Nove brevi racconti scritti con passione.

E’ un bel libro, quello di Giorgio Jellici. Nove brevi racconti, scritti con passione e con un’abilità linguistica, una padronanza piena e matura della scrittura, che francamente non ti aspetti da un dilettante, da un manager internazionale che si mette a scrivere un libro.

Invece Jellici supera con il massimo dei voti la prova, e con la lode. I suoi racconti rievocano il mondo contadino-alpestre di Pergine e soprattutto la Moena della sua infanzia, gli anni ’40 e ’50; con divagazioni indietro nel tempo, a parlare dei suoi avi, e in avanti, a proiettare le inquietudini della sua maturità. Sono sempre racconti minimali, con vivaci dialoghi talora in dialetto, di cui coglie le diverse sfumature locali, a descrivere scene di vita familiare, o personaggi di contorno sulla scena della vita, come il Destürbo con le sue castagne o il Mario con i perseghi destàca. Ed è proprio lì dove Jellici insiste: nella quotidianità, nell’apparente insignificanza degli eventi, nella sommessa umanità di personaggi che l’odierno efficientismo ha cancellato, e che anche allora da molti venivano compatiti come "poveri diavoli".
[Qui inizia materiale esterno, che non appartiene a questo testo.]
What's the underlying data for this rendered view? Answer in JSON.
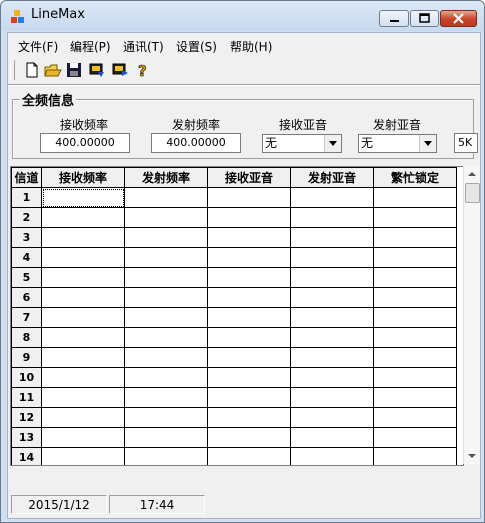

Dall’insieme di questi episodi, Jellici ricava un affresco: sulla civiltà contadina, sulle genti di montagna, su un’umanità in simbiosi con l’ambiente e in pace con se stessa. Il lettore viene condotto per mano, nelle baite, nelle cucine, tra i discorsi delle donne, la sollecitudine ruvida ed affettuosa degli uomini, i conflitti storici solo riecheggiati attraverso i discorsi di famiglia, come i batti/ribatti tra il padre austriacante e la madre battistiana.
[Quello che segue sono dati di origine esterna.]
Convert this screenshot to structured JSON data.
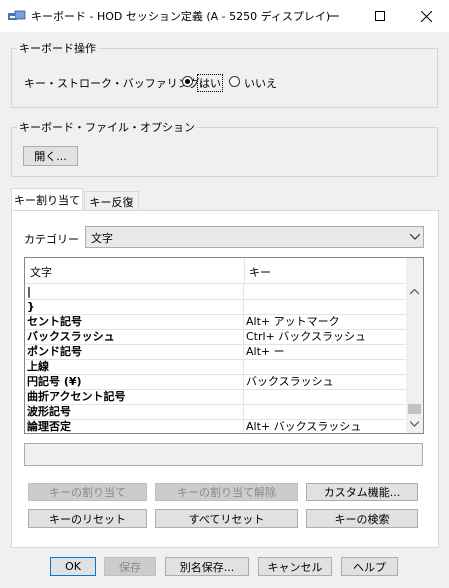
{
  "window": {
    "title": "キーボード - HOD セッション定義 (A - 5250 ディスプレイ)",
    "minimize_glyph": "—",
    "maximize_glyph": "☐",
    "close_glyph": "✕"
  },
  "keyboard_ops": {
    "group_label": "キーボード操作",
    "buffering_label": "キー・ストローク・バッファリング:",
    "yes_label": "はい",
    "no_label": "いいえ",
    "selected": "yes"
  },
  "keyboard_file": {
    "group_label": "キーボード・ファイル・オプション",
    "open_label": "開く..."
  },
  "tabs": [
    {
      "label": "キー割り当て",
      "active": true
    },
    {
      "label": "キー反復",
      "active": false
    }
  ],
  "category": {
    "label": "カテゴリー",
    "value": "文字"
  },
  "table": {
    "col_char": "文字",
    "col_key": "キー",
    "rows": [
      {
        "char": "|",
        "key": ""
      },
      {
        "char": "}",
        "key": ""
      },
      {
        "char": "セント記号",
        "key": "Alt+ アットマーク"
      },
      {
        "char": "バックスラッシュ",
        "key": "Ctrl+ バックスラッシュ"
      },
      {
        "char": "ポンド記号",
        "key": "Alt+ ー"
      },
      {
        "char": "上線",
        "key": ""
      },
      {
        "char": "円記号 (¥)",
        "key": "バックスラッシュ"
      },
      {
        "char": "曲折アクセント記号",
        "key": ""
      },
      {
        "char": "波形記号",
        "key": ""
      },
      {
        "char": "論理否定",
        "key": "Alt+ バックスラッシュ"
      }
    ]
  },
  "description": "",
  "buttons": {
    "assign": "キーの割り当て",
    "unassign": "キーの割り当て解除",
    "custom": "カスタム機能...",
    "reset_key": "キーのリセット",
    "reset_all": "すべてリセット",
    "search": "キーの検索"
  },
  "footer": {
    "ok": "OK",
    "save": "保存",
    "save_as": "別名保存...",
    "cancel": "キャンセル",
    "help": "ヘルプ"
  }
}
E’ una esperienza piacevole e istruttiva.

Ma quanto di questo mondo è stato realtà, e quanto è ricordo trasfigurato? Nel leggere i "Nove racconti" mi sono trovato immerso, cullato nel dolce Trentino evocato da Jellici; per poi scuotermi, allo stridìo improvviso di alcune brevi, icastiche invettive. Contro la piana di Pergine oggi deturpata, Moena stravolta, la civiltà contemporanea, che tuttoha cambiato e travolto.
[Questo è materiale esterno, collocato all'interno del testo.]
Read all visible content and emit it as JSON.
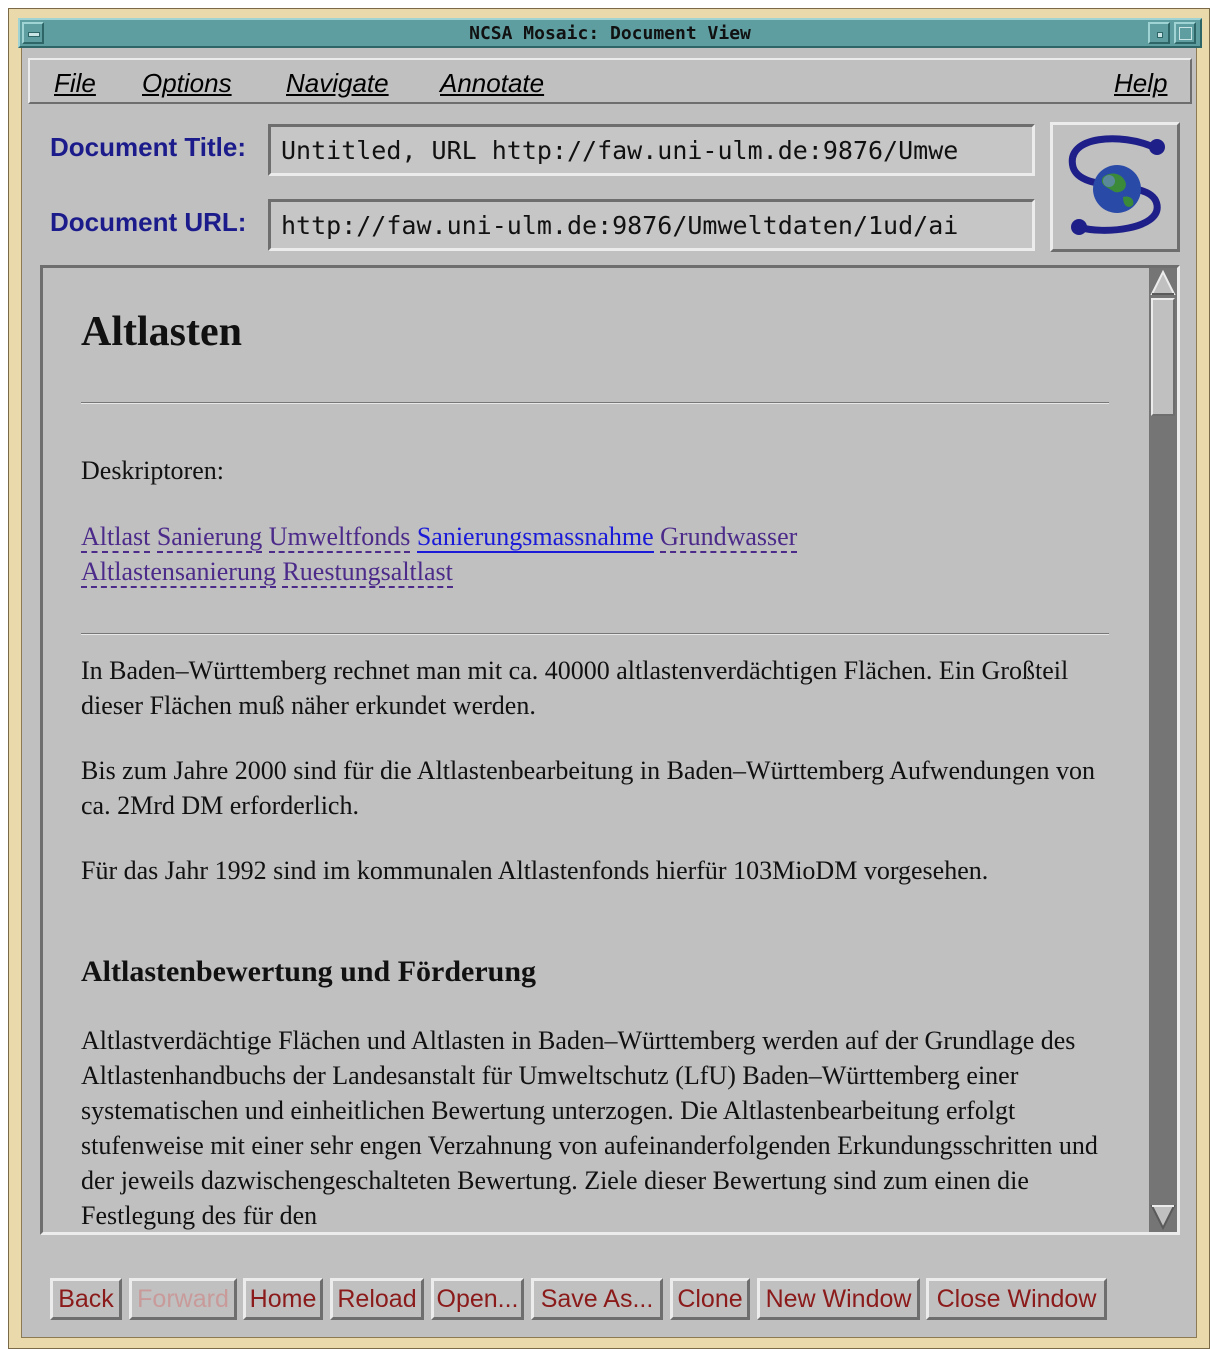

Tutte cose giuste, argomenti sacrosanti, su cui anche sulle pagine di questo giornale tanto dibattiamo.

Secondo dopoguerra: la pausa di mezzogiorno in galleria durante la costruzione di una centrale elettrica.

Però, calma: siamo sicuri che quella che ci siamo lasciati dietro fosse la società perfetta? Era l’Arcadia dei pastorelli felici? Ho pochi anni meno di Jellici, e alcune cose me le posso ricordare degli anni ’50 nelle nostre valli, ed altre le ho apprese, su quegli anni e sui precedenti. Così non posso non ricordare le contadine col gozzo, ributtante emblema di una miseria estrema; o la pellagra, autentico flagello delle nostre valli, dovuto a malnutrizione; o la piaga dolente dell’emigrazione; o i miei nonni paterni, morti di stenti; o i tanti, tristissimi ubriaconi. La somma di miseria e autoritarismo patriarcale poteva essere durissima sulle donne: ricordo una poveretta, gozzuta, che a volte nel campo smetteva di lavorare e si fermava, in piedi, a pensare a se stessa; e a piangere a dirotto. (Non sono solo miei ricordi: bensì memoria collettiva, spesso trasformata in spauracchi, agitati non a caso con successo da chi al contrario propugna una modernità arraffona e sregolata).

Di tutto questo invece Jellici non parla; sono cose che semplicemente non vede. La sua infanzia felice, in una famiglia serena, sobria ma benestante, gli fa rievocare un mondo solo idilliaco, pressoché perfetto.

E’ un bel ricordo; che può anche esserci utile, che dobbiamo tenere a mente. Perché rispecchia una parte, vera e positiva, del nostro passato, cui sarà bene riferirsi. Tenendo però presente che della nostra storia è solo una parte.